Virus-host interactions are fundamental drivers of microbial community structure, yet whether viral ecological niches are confined within individual host niches (nested host niche scenario) or span multiple hosts and exceed any single host niche (expanded host niche scenario) remains poorly understood. To explore these patterns, we characterized prokaryotic and viral distributions and predicted virus-host interactions along a salinity gradient at Bras del Port salterns (Spain), ranging from seawater (3.6% salinity) to salt saturation (39.0%). We analyzed metagenomes and viromes from six ponds supplemented by 27 additional published viromes from the same hypersaline system, recovering 170 metagenome-assembled genomes (MAGs) dereplicated at the genomospecies level (MAGs clustered at 95 % average nucleotide identity), approximately 55,000 viral operational taxonomic units (vOTUs), and nearly 4,000 predicted virus-host pairs. Viruses exhibited broader niches than their putative hosts at the highest salinities, while at lower salinities the pattern was reversed or inconsistent depending on the site, and niche breadths of both viruses and hosts increased steadily toward higher salinities.
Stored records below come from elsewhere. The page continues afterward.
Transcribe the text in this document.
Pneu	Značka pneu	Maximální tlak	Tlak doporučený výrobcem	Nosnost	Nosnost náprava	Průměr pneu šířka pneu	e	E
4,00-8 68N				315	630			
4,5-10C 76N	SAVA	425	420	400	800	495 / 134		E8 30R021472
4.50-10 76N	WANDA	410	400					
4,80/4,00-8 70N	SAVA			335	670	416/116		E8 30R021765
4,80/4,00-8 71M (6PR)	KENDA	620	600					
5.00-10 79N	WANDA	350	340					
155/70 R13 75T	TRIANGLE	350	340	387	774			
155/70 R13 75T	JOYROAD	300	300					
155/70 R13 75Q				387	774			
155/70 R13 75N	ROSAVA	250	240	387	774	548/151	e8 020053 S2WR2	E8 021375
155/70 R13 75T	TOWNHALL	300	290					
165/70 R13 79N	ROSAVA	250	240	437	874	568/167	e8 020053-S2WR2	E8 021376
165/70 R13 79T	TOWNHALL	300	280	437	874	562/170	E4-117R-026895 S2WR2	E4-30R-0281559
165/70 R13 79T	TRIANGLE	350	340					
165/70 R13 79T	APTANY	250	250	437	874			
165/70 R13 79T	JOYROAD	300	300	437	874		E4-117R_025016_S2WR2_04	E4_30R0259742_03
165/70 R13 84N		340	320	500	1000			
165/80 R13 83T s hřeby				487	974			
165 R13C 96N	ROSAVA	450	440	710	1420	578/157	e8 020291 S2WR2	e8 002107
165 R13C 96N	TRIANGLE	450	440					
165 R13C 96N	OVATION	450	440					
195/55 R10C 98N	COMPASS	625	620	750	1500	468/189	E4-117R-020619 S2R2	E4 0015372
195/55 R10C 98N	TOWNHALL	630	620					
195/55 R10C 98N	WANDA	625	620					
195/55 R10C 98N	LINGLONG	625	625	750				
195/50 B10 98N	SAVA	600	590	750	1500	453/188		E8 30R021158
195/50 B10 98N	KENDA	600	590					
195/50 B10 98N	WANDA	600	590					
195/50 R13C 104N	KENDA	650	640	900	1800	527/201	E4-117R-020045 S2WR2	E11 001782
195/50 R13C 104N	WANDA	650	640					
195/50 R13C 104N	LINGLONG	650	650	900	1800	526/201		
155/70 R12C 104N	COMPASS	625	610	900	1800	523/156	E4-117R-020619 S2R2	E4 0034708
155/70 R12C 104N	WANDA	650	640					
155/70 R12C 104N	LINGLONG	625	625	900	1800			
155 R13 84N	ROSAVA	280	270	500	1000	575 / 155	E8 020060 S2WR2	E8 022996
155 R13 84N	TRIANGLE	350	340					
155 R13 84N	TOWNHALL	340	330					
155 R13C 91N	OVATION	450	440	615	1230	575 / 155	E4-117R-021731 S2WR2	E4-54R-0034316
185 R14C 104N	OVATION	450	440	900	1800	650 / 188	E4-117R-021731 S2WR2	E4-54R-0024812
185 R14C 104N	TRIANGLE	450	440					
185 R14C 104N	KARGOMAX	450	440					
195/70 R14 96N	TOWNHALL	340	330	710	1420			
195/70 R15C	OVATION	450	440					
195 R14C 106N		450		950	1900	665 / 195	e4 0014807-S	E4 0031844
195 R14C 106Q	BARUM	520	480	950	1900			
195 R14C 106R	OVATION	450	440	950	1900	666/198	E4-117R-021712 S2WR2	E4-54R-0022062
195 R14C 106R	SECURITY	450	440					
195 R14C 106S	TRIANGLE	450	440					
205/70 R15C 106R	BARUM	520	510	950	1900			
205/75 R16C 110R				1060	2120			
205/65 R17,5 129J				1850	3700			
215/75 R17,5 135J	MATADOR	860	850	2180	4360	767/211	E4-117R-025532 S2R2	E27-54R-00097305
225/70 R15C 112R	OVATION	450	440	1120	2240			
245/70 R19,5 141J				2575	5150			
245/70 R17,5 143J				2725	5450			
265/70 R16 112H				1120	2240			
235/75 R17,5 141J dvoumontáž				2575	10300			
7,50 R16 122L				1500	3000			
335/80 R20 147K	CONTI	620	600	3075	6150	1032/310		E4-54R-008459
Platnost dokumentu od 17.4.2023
Host taxonomy at the class level and below was the primary driver of viral genomic clustering, explaining more variance than salinity provenance (approximately 30% vs. approximately 19%), while the contribution of salinity to viral genomic composition appeared indirect, mediated through the salinity-driven distribution of distinct host classes rather than direct environmental filtering of viral sequences. Together, these findings support the expanded host niche scenario as the predominant virus-host interaction strategy, with evolutionary and ecological dynamics jointly shaped by salinity and host identity.

Alcorta, J., Ramos-Barbero, M. D., Santos, F., Anton, J.